The most interesting result of the pandemic is that more and more people are willing to move to another place. Though pandemic is not the only reason that people are moving, it has increased the figures where only 30% of people were planning a move in 2020, 56% of Americans are planning to move in 2021. The experts movers claim that Moving is a very familiar experience for all of us as we all move at least once in our lifetime. Residential mobility is a universal activity and there can be various reasons and types of moves. Along with the effect of Covid-19, there are more possible reasons for a move, they add. To get more information about movers at iMoving, click here.
Residential Mobility Dynamics
If we consider the data released by the demographic survey program American Community Survey, over 40 million Americans move per year and that means almost 13% of the American population move each year. As per the data released by the Current Population Survey (CPS) conducted by the U.S. Census Bureau for the Bureau of the Labor Statistics in 2019, almost 65% of moves are local moves whereas moves within the same state are almost 17% of the total moves. Interstate moves are recorded at 14% while intercountry moves are only 4% of all the moves.
Reasons and Types of Moves
Though the moves were dramatically high in the largest, expensive, and over-populated cities in 2020, the pandemic is not the only reason that people move. People move for several reasons and in the current situation, after the pandemic, housing is the second most common reason that people move though generally, it is the primary reason. The data report released by CPS states that almost 40% of the moves happen for housing-related reasons, 21% are job-related, 27% are due to family issues, and remaining 12% moves happen for some other reason. This data can be further discussed too as most of the intercity moves are job-related and local moves happen due to housing reasons. And most elderly people move for family reasons no matter if it is an intercity or interstate move.
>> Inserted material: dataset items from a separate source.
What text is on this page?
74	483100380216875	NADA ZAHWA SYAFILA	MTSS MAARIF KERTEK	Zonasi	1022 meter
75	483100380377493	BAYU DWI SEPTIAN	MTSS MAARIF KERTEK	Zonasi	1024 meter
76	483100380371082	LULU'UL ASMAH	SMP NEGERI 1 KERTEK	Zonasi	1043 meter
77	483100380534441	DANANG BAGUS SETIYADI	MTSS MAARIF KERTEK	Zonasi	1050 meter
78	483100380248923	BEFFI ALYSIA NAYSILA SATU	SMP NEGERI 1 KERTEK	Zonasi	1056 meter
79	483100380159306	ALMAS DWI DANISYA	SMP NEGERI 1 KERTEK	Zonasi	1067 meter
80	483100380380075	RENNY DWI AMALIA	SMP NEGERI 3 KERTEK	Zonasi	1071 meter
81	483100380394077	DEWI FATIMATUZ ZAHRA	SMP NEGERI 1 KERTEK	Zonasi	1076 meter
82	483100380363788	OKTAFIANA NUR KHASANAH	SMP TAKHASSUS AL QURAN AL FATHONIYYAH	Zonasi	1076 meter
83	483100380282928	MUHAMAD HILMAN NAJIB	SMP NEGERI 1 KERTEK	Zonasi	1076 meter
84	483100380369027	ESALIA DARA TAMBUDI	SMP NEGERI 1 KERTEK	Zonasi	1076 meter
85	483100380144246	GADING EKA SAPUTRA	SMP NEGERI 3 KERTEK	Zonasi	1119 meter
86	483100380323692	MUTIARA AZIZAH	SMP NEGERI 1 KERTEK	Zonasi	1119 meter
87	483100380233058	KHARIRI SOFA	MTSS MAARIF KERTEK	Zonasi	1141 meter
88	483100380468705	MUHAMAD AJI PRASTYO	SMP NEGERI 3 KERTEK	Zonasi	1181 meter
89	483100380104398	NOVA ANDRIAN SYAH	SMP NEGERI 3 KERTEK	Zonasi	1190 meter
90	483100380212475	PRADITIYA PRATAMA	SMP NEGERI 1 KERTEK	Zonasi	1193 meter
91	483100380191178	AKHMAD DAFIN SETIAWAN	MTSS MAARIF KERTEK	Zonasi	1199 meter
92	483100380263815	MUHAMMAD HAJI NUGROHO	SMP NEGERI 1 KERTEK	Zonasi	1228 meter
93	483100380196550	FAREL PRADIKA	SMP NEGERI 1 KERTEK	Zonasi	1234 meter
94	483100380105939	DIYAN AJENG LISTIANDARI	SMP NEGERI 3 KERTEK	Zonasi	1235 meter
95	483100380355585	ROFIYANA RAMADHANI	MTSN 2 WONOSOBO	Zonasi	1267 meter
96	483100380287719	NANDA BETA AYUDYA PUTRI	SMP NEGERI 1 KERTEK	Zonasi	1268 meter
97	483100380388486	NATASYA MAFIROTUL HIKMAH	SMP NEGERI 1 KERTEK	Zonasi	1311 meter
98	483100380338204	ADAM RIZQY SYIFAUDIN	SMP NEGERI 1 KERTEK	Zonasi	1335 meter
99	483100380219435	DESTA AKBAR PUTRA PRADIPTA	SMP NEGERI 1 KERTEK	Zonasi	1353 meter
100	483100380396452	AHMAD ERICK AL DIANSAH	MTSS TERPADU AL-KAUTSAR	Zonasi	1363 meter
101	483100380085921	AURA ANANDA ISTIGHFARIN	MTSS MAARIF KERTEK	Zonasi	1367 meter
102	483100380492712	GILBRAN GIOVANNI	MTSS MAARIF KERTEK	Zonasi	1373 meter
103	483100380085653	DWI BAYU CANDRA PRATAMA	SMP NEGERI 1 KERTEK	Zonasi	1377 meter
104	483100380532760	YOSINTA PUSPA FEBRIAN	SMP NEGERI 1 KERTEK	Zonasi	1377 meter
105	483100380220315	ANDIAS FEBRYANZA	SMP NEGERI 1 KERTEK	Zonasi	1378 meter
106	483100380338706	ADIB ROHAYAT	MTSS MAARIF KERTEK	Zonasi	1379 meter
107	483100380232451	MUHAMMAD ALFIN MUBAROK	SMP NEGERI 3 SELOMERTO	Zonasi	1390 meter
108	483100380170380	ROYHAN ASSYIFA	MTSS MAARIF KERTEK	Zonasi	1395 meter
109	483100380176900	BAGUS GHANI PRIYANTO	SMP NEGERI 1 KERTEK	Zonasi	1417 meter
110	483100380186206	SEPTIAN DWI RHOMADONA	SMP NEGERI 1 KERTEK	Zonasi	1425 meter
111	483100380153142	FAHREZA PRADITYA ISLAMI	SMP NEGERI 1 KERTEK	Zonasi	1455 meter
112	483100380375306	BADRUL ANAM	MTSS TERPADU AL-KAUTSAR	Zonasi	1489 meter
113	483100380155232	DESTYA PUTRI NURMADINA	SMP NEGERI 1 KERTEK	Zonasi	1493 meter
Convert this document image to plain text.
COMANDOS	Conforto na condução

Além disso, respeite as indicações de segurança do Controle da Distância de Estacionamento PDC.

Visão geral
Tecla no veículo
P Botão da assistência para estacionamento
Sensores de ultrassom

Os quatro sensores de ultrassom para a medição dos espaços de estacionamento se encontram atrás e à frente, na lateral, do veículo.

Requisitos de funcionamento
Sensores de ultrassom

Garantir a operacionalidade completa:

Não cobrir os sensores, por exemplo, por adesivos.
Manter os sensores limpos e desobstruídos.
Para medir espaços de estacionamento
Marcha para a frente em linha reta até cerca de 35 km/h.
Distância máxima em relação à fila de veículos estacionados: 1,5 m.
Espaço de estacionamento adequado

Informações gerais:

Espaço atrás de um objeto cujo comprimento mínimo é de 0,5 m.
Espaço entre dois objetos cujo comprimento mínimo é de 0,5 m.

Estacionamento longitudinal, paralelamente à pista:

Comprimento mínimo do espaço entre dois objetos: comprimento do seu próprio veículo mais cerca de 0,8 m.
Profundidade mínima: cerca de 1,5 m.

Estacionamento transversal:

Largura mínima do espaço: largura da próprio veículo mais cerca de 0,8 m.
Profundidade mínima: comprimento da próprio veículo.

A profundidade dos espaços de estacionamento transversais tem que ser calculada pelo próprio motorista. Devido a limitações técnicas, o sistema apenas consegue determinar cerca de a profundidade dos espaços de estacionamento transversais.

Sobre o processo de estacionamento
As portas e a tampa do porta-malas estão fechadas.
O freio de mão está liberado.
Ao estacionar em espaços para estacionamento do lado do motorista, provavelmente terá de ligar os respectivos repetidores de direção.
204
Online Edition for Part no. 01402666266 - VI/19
Though only one-fifth of all moves are interstate moves, these moves are important in terms of demographic and economic change. Florida, Texas, and other Sunbelt states have always been migrants’ first choice as over 100,000 people move per year to these areas since 2010. Along with Sunbelt states, Pacific Northwest and western states are also welcoming many migrants currently and Colorado tops the list of cities of these states. We see more domestic migration from Midwest and Northeast American states but this doesn’t necessarily mean population loss in these states as natural population growth sometimes covers up the loss made by domestic migration. Many Americans are leaving large cities and moving to suburban areas but this definitely doesn’t mean that it is an urban exodus.
The states that have seen the most growth in 2020 are Arizona, Colorado, Idaho, North Carolina, Florida, and Texas. People are moving to Southern states as many companies have shifted to these states and job growth is attracting more and more people to these places. Though warmer weather is another big reason for people to migrate to these areas, open space, and rich social culture can also not be denied as popular factors. Midwest American states are experiencing many outbound moves due to harsh weather conditions and also people are not very happy with the public policy in Illinois so they prefer moving out to other states for a better quality of life.
Mobility Declined as Compare to 1900s
The residential mobility rate was much higher in the 1900s and it is ever-declining since the 1980s. Though interstate migration has declined to a greater extent, local moves have also been declining. Residential mobility rates have been stabilized, though a sharp decline in residential mobility is seen in young adults across past generations. US migration rates are at historic low levels even after an increase in the past few years. Population moving from urban to suburban areas is a global scenario currently and the US is no exception.
A dramatic change in labor dynamics, housing affordability, and demographic change are some of the reasons that have played a significant role in declining residential moves across America. Most people prefer staying at one place as they age and it adds to the declining residential mobility. A great rise in housing prices is another reason that people are not moving into unaffordable places and stay at their current location. Dual earner households also decline mobility as both partners may not get an opportunity at the relocated location and people are not ready to take a chance. In the current pandemic situation, people are working from home and since ever remote workers have a lower mobility rate.
Impact of Covid-19
Covid is also having a great impact on the overall residential mobility rate. Though the pandemic is still not over and we cannot understand the exact impact of it on moving, we still can expect a rise in the mobility rate once quarantines and isolations will end. Residential mobility may increase as people will lose jobs and would prefer to move to cheaper housing places. Residential mobility may also be spiked due to foreclosures and employee layoffs.
Mobility may be adversely affected too due to the pandemic as people will be less likely to buy new property. Uncertain economic growth is also a factor that people may refuse to invest in real estate. Many companies have declared that they will be working from home for a long period even after the government will lift restrictions and this will also affect the residential mobility rate adversely as job-related moves will cease for a while.
If we follow the current trends, people in America are moving for job-related and housing-related reasons. Loss of jobs at one place and availability at some other place is one major reason that people are moving even during the pandemic. Due to a decline in jobs and increments, housing affordability is becoming a challenge for some people and they are moving out to some affordable places.